La giornalista e scrittrice, nonché conduttrice televisiva, Antonella Boralevi riflette sul caso Genovese affermando che le ragazze non hanno nessuna colpa per essere state violentate, ma che comunque sbagliano e spiega come.
Unimamme, in questi ultimi tempi avrete sicuramente sentito parlare del caso Genovese, imprenditore di adozione milanese accusato di aver stuprato una ragazza di 18 anni a casa sua, durante una festa.
L’evento, risalente al 10 ottobre scorso, ha sollevato un vero polverone per la notorietà della persona interessata e per le modalità con cui è avvenuto il fatto.
La violenza di cui ora è accusato e per la quale è finito in carcere è avvenuta nella sua residenza milanese, la Terrazza sentimento dove la diciottenne si era recata per una festa a cui partecipavano moltissime altre persone. La ragazza sarebbe rimasta chiusa per 24 ore in una stanza dell’appartamento davanti alla cui porta c’era un bodyguard di Genovese. L’uomo è stata poi arrestato mentre si accingeva a lasciare il Paese.
Solo poco tempo fa la vittima si è collegata in diretta nella trasmissione di Barbara D’Urso fornendo la sua versione dei fatti. La ragazza ha accusato il fatto che molti ora le diano la colpa dell’accaduto. La giovane è seguita da uno psicologo e da uno psichiatra per cercare di superare il trauma.
Ora l’opinionista Antonella Boralevi su La Stampa riflette su quanto avvenuto. La scrittrice ha ricordato che Genovese è indagato per 2 stupri, uno, quello che ha fatto scoppiare il caso avvenuto nella sua terrazza vista Duomo e l’altro a Ibiza. Sono indagati anche il suo ex braccio destro, Leali, accusato di avergli procurato la droga e le ragazze e l’ex fidanzata Sara Borruso, accusata di aver partecipato allo stupro.
La Boralevi ha ricordato che la ragazza è stata attirata nella stanza di Genovese, in cui vi erano delle telecamere e dove è stata sottoposta a terribili torture. L’imprenditore ha poi cercato di cancellare le prove.
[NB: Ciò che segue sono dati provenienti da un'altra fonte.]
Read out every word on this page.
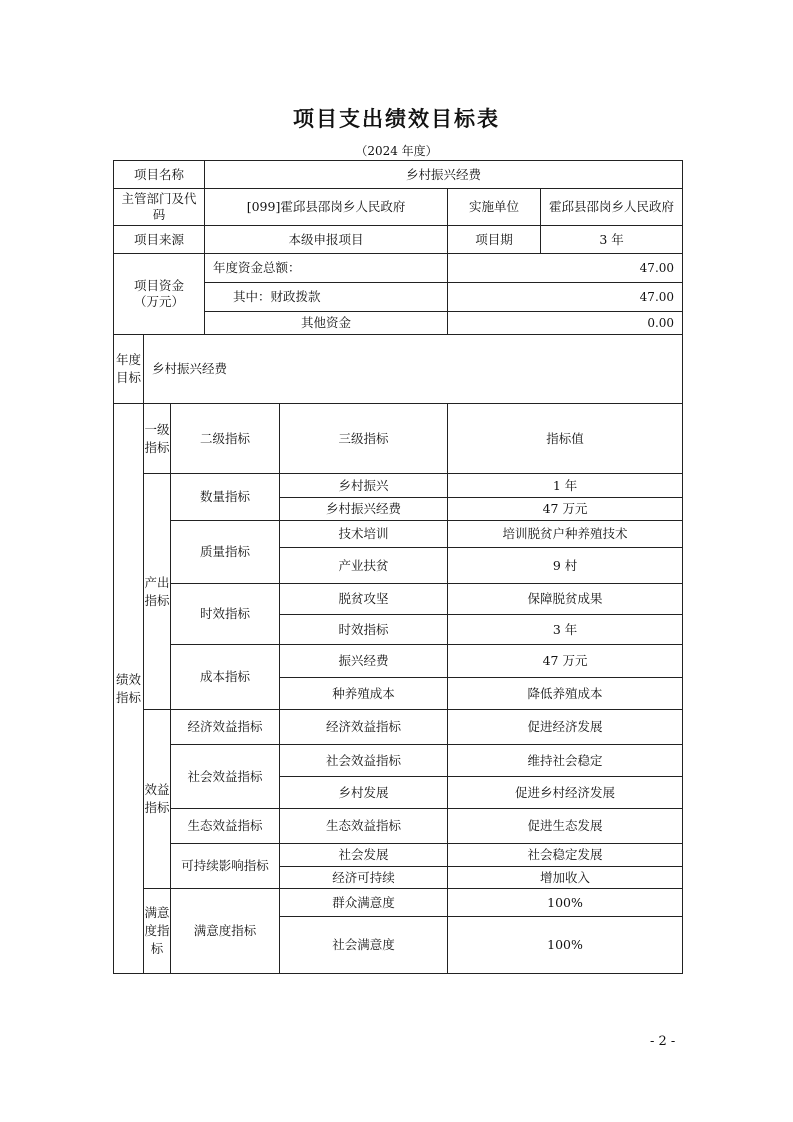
项目支出绩效目标表
（2024 年度）
项目名称			乡村振兴经费		
主管部门及代码			[099]霍邱县邵岗乡人民政府		实施单位 霍邱县邵岗乡人民政府

项目来源			本级申报项目		项目期 3 年

项目资金（万元）			年度资金总额：		47.00
			其中：财政拨款		47.00
			其他资金		0.00
年度目标	乡村振兴经费				
绩效指标	一级指标	二级指标		三级指标	指标值
	产出指标	数量指标		乡村振兴	1 年
				乡村振兴经费	47 万元
		质量指标		技术培训	培训脱贫户种养殖技术
				产业扶贫	9 村
		时效指标		脱贫攻坚	保障脱贫成果
				时效指标	3 年
		成本指标		振兴经费	47 万元
				种养殖成本	降低养殖成本
	效益指标	经济效益指标		经济效益指标	促进经济发展
		社会效益指标		社会效益指标	维持社会稳定
				乡村发展	促进乡村经济发展
		生态效益指标		生态效益指标	促进生态发展
		可持续影响指标		社会发展	社会稳定发展
				经济可持续	增加收入
	满意度指标	满意度指标		群众满意度	100%
				社会满意度	100%
- 2 -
“Nessuna donna è mai colpevole della violenza che subisce, non lo è perché è andata in quel certo posto, perché si è vestita in un certo modo, né perché ha detto qualche cosa. Ogni donna è libera di andare dove vuole, di vestirsi come vuole, ma non per questo deve diventare colpevole se subisce una violenza.“
L’opinionista sottolinea che magari bisognerebbe invece riflettere sulle motivazioni che spingono tante ragazze ad andare in posti dove ci sono moltissime giovani donne molto belle, dove c’è un solo uomo o molto pochi, dove loro lavorano perché sono ragazze immagine, modelle e considerano, appunto, normali, queste feste.
Queste giovani donne considerano normale andare a una festa dove viene offerta droga, dove può accadere che il padrone di casa ci provi con te e ritengono, nonostante tutto ciò, di essere al sicuro. Alcune però non possiedono questi strumenti caratteriali, culturali, mentali che possono aiutarle ad andarsene prima che scatti la violenza.
“Questo è il mondo su cui noi dobbiamo lavorare, su queste ragazze che sono anche ingenue“ spiega la Boralevi. “Dobbiamo far capire a queste ragazze che il loro universo di riferimento non può essere quello dei social“ prosegue la Boralevi, aggiungendo che in questo mondo alternativo che vive nella rete ci sono modelli come Kim Kardashian che mostrano il lato b e ottengono consensi e fama.
“Bisogna far capire alle ragazze che mostrarsi non è un valore, che mostrare il sedere è un’umiliazione”.
L’opinionista conclude aggiungendo che dire che la prostituzione è una professione, secondo lei si altera la psiche delle giovani che non sanno ancora difendersi. Aggiunge infatti che fatti salvi pochi casi nella maggior parte dei casi la prostituzione è schiavitù.
“La prostituzione è una umiliazione, noi dobbiamo far sì che le nostre figlie non credano alle favole marce come quella di genovese. Dobbiamo insegnare a tutte le ragazze a pensare con la propria testa”.
Unimamme, voi cosa ne pensate di quanto espresso dalla Boralevi?